I mean, seriously, folks: you didn’t see this coming? I offer you this perspective:
JAMES : I’ve decided I know what I want to do when I grow up. I’d like to be a writer.
LIFE: And what do you think you’re going to do as a writer?
JAMES: Well, I imagine I’ll get up in the morning at an hour of my choosing, and read the newspaper, for starters. You have to keep up, you know. The zeitgeist.
LIFE: That’s a very writerly word.
JAMES: I know! I’ve been practicing! And then I’ll read other stuff, you know, because it’s a writer’s job to read stuff. After lunch, I’ll go out into the streets and take notes and stuff, and have ideas. I mean, you have to have ideas and stuff, too. It’s part of the job.
LIFE: I see.
JAMES: And then I’ll meet Jake Barnes, one of my writer friends, and we’ll have a couple of fines at a café, and then I’ll go back to my place and do some writing.
LIFE: What kind of writing?
JAMES: Flower writing.
LIFE: Flower writing?
JAMES: Sorry. Gratuitous allusions go with the job. I’ll do some work on my novel or short story collection or whatever I’m working on at the time. A couple of thousand words at most. Sometimes, I’ll work on a stupid advice column for the Globe & Mail, or something like that, just to pay the bills.
LIFE: Is that all?
JAMES: Whaddaya mean,’is that all?’ That’s hard fucking work, man. Unless you’re Georges Simenon or something, I mean, a completely commercial writer, you do a lot more thinking than writing. You can’t hurry love, man.
LIFE: I see.
JAMES: I’m an artist, man. Not one of those regular people.
LIFE: I see. And then?
JAMES: Well, I’ll go watch TV or something. With my notebook handy, of course. You’re always working when you’re a writer. Always taking notes and stuff.
LIFE: And how much do you expect us to pay you for this?
JAMES: Oh, the exact salary isn’t important. It’s not about the money. I just need enough to, you know, not have to work at anything else.
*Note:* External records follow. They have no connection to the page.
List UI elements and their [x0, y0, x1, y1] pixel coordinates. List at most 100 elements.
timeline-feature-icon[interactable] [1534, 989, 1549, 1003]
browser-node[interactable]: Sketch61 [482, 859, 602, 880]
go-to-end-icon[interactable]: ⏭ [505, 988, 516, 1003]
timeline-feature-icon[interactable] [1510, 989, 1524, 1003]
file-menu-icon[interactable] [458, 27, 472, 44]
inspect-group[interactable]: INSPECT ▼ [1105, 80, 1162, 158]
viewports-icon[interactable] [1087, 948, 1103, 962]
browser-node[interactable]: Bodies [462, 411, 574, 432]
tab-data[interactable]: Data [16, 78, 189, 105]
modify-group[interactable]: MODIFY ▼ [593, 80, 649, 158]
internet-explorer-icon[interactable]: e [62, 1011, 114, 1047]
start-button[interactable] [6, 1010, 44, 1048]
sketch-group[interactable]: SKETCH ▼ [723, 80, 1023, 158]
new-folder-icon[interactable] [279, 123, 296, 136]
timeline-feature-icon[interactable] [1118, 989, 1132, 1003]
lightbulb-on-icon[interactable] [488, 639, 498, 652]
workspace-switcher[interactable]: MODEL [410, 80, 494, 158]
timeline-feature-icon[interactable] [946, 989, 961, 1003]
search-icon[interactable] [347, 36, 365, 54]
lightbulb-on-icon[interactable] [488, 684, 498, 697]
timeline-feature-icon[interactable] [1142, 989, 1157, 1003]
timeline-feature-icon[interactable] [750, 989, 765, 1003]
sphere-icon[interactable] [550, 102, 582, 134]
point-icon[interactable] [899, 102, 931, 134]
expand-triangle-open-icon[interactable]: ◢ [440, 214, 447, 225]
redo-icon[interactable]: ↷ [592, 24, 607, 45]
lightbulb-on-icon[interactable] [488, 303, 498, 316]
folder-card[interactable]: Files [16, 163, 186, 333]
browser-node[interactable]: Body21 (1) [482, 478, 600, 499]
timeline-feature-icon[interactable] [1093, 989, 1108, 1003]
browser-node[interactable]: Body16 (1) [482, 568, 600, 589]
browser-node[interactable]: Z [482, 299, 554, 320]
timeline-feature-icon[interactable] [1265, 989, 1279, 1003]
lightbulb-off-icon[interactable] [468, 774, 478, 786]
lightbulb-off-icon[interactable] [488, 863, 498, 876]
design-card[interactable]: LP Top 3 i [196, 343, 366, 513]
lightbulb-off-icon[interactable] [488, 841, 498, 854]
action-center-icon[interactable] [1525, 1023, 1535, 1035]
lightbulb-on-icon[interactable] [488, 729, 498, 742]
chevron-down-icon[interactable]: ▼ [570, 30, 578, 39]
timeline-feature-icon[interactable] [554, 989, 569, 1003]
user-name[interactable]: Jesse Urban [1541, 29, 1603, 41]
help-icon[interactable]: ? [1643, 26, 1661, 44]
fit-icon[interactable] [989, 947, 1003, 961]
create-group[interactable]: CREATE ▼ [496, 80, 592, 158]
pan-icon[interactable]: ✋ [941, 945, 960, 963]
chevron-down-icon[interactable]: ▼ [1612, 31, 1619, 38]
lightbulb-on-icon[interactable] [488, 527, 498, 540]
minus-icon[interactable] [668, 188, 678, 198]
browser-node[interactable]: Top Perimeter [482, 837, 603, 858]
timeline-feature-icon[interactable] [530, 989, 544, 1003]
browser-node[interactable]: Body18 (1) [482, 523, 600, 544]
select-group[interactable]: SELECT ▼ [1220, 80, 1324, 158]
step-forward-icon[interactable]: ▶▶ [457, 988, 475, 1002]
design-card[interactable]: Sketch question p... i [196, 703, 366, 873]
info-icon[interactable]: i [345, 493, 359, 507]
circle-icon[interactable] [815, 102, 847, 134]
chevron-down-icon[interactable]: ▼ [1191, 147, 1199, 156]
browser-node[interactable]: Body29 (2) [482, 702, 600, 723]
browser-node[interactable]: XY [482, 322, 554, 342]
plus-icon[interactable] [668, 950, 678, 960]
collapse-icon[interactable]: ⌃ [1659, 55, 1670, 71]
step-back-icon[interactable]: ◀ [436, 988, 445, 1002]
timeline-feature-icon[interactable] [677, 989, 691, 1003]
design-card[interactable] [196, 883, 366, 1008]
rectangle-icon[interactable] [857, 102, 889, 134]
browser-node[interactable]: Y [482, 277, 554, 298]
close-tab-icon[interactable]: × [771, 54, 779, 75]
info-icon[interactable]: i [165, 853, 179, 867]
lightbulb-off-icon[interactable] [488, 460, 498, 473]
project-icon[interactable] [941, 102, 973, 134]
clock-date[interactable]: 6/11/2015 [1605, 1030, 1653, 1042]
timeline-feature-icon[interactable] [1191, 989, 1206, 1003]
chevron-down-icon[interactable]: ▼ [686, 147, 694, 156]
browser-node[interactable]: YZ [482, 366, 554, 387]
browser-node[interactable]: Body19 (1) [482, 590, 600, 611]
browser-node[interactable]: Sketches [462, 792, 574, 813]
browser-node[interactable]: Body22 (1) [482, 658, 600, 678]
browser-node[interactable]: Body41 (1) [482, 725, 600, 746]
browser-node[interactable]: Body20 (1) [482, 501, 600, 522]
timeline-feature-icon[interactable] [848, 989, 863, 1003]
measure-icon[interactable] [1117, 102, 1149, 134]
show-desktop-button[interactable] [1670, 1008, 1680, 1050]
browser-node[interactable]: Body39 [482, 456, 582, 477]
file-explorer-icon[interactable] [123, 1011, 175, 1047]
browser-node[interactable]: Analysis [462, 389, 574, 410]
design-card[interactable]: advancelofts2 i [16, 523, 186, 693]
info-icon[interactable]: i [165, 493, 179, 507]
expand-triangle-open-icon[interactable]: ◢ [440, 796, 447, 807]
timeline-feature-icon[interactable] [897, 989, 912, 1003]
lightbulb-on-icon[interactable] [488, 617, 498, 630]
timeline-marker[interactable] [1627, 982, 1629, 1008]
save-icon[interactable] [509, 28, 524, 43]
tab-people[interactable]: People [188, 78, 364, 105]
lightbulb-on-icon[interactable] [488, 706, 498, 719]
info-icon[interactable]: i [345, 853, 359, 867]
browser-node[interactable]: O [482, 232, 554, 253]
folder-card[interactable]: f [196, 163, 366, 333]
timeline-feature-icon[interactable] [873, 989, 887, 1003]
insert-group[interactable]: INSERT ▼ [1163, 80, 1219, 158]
So I don’t have to sully my artistic mind with commerce, you know.
LIFE: I’m afraid you’ll have to cut your income expectations by at least an order of magnitude.
JAMES: Order of what?
LIFE: I’m sorry. I forgot, that’s not one of them writerly expressions like “zeitgeist.” What I mean is, take a zero off it.
JAMES: Take a zero off it? So you’re telling me that society values what I do, but not enough to put a price tag on it?
LIFE: No, you halfwit; I’m telling you that the value society places on what you do is approximately jack-shit. So you’re going to need a day job.
JAMES: But I’m an artist, man! I can’t do the corporate thing.
LIFE: Oh, for fuck’s sake. Get over yourself.
JAMES: It’s not fair!
LIFE: Didn’t anyone tell you about me?
JAMES: Tell me what?
LIFE: I’m not fair. Now go get a job.
There used to be a wonderful – truly amazing – course put on by the Alliance for the Arts in Vancouver called the SEARCH program – self employment artists’ something something that dealt with precisely this issue – how to keep body and soul together while working on your art/craft, challenging the notion of the starving artist, helping people to overcome their psychological and intellectual barriers to success and helping them figure out how they could get out of the garrett and still write/take photos/sculpt/paint, etc. I was lucky enough to take it, and have seen many people who took the program get it together over the years, to the point where they were able to support themselves solely from their art. I mean, let’s face it – this is by no means a new problem. Kissing a patron’s ass is something not only artists, but also scientists, have had to do for centuries (e.g. Kepler).